You should allow each parrot to have it’s own cage to help prevent fighting and injuries when you are not around. If they get along, you can allow supervised play time on the play perch/stand.
Newspaper or computer paper. Changing the paper daily is important so you can monitor the number and consistency of the droppings. Often this is the first warning that you will get that something is wrong with your bird. You do not need a grate in the cage bottom, they just make cleaning more of a hassle and some birds like to eat food that they drop on the cage floor. Toys and other enrichment activities(see foraging section-coming soon) may be placed in the cage, but be sure that the bird is still able to move around with ease.
We recommend feeding a high quality pelleted diet, such as Harrison’s Bird Diet as approx. 80% of the diet. The remaining diet should consist of dark leafy greens, broccoli, mashed or shredded sweet potato, carrots, other vegetables/fruits, and healthy “people” food like beans, rice and pasta.
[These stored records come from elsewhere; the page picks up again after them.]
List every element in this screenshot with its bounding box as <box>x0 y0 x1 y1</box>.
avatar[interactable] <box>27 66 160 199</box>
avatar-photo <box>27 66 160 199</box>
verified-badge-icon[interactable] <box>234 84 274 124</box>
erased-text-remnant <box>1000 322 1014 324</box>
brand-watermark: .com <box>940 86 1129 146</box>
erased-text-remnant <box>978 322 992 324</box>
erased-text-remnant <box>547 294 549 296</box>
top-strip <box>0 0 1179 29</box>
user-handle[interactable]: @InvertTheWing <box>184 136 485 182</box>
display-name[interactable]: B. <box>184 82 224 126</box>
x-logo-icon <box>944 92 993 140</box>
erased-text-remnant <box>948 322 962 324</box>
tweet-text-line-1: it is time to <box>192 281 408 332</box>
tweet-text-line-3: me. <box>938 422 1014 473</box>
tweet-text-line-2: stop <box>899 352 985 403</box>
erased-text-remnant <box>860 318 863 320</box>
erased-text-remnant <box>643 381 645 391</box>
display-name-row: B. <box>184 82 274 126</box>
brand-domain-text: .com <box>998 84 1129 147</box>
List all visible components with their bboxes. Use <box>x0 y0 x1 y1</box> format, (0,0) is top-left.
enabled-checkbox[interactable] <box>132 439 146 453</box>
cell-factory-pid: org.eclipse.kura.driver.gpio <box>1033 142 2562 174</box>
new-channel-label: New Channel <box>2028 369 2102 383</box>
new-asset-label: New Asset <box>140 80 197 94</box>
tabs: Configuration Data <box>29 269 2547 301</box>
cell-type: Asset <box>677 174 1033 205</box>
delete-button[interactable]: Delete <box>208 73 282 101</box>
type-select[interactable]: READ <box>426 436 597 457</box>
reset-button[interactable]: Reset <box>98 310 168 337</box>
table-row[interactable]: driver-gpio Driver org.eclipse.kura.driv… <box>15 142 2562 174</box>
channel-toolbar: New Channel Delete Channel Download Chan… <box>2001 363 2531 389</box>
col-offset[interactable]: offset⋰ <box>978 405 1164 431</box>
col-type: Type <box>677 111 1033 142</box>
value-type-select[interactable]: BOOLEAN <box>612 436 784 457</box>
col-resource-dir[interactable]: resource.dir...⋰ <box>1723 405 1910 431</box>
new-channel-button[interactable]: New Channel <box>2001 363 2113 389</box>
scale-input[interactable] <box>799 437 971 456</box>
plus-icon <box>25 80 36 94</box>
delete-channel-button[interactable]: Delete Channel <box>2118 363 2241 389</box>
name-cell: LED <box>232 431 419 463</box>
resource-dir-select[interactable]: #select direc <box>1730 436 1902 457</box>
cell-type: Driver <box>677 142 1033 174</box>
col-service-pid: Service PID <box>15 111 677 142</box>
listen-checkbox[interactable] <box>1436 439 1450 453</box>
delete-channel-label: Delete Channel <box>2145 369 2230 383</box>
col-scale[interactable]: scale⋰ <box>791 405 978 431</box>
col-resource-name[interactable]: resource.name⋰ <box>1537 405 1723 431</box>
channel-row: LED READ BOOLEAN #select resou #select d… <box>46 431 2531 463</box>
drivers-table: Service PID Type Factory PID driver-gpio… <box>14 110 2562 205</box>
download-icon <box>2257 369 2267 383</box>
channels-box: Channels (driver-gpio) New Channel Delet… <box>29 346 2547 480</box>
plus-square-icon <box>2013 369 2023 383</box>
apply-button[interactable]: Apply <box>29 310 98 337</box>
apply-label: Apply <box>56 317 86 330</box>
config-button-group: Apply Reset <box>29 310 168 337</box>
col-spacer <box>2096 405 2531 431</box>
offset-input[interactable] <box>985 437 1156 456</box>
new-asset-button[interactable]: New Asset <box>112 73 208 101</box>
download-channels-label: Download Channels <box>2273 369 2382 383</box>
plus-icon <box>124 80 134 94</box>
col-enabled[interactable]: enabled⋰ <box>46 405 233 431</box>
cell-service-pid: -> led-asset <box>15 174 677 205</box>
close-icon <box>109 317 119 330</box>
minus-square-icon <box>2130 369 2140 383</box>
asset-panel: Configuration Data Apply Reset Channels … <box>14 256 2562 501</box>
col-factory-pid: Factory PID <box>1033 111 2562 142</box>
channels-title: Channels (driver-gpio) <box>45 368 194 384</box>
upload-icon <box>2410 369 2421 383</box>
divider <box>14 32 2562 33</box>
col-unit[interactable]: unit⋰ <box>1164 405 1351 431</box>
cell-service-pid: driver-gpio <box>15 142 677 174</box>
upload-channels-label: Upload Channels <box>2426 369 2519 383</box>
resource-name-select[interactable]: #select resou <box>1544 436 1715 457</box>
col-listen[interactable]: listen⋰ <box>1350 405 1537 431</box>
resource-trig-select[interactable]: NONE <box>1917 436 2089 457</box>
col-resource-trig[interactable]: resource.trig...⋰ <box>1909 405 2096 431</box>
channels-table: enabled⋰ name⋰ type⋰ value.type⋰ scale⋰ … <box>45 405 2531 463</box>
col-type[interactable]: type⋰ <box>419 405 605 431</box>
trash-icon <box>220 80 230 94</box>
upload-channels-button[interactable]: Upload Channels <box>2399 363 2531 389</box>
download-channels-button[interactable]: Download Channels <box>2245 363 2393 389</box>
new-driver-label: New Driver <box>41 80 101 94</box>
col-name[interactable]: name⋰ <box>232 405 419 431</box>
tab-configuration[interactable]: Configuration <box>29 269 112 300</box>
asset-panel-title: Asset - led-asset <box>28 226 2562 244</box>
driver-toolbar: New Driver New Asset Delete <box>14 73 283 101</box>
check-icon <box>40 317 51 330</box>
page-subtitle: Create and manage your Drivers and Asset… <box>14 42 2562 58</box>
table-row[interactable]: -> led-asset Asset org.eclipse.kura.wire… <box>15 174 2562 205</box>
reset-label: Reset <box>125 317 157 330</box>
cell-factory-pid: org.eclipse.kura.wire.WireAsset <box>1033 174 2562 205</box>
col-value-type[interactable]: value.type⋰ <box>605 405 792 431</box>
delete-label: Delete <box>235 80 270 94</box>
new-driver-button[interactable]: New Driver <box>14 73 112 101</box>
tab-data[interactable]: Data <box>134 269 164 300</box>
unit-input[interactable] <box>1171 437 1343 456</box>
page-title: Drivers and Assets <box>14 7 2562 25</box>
Offer your parrot fresh water daily for drinking. Do not put vitamin supplements in the water.
Lighting and Temperature
Birds are fairly temperature tolerant, and do not ”catch colds” as easily as has always been rumored. They can tolerate temperatures between 55-85 degrees F, as long as they are not exposed to the extremes of these temperatures over a short period of time. Keep the bird in an active part of your house where they can interact with the family and the comings and goings of the household. If you place them near a window, be sure that a portion of the cage is hidden/covered, so your bird is not constantly nervous about predators and other birds it may view through the window. Placing a light with a UVB light bulb over your parrot’s cage will help with feather quality and the general well being of your parrot.
Screaming: Birds may vocalize for a number of different reasons. In the wild, vocalization may be used to locate flock members and warn of potential dangers. In many captive species, this behavior persists and can develop into a serious issue. To properly deal with this issue, a thorough evaluation of the patient, home environment, and social interaction with family must be conducted before specific recommendations can be made.
Biting: Physical violence between birds is almost non-existent in the wild. Birds rely heavily on non-verbal communication and various display behaviors to resolve issues within the flock. In captivity, biting is mainly a learned behavior in response to a negative s timulus. Some species learn to bite readily and care must be taken to avoid re-enforcing this behavior. For extremely aggressive birds, stick training and other positive re-enforcement activities may be used to help alleviate this undesirable behavior.
Feather Destructive Behaviors: Feather destructive behavior in companion birds is a very hot topic in avian medicine today. There are numerous medical and behavior etiologies that have been linked to this common and frustrating syndrome. Due to the complex nature of this disease syndrome, a thorough medical exam and behavior consult should be conducted to help elucidate the contributing factors and attempt to decrease the undesired behavior.
Blood Feathers: Blood feathers are new growing feathers that have a blood supply. Once the feather has completed its growth, the blood supply dries up and the feather shaft becomes clear/white. Broken blood feathers occur fairly frequently and are rarely life threatening. Restrain your bird and use water or hydrogen peroxide to clean the area and asses the damaged feather. Use digital pressure and flour or talcum powder to stop the bleeding. DO NOT pull the feather unless you cannot get the bleeding to stop. Place the bird back into the cage and cover the cage to keep him calm.
Beak Tip Fractures: Hard falls can cause the beak tip to break off or crack. This can cause enough pain that the bird will stop eating. When the beak is cracked, this acts as a “hang nail” and the bird is in pain each time he or she tries to eat. Get the bird to your vet so they can repair the beak, give pain medication and administer any other supportive care that is needed.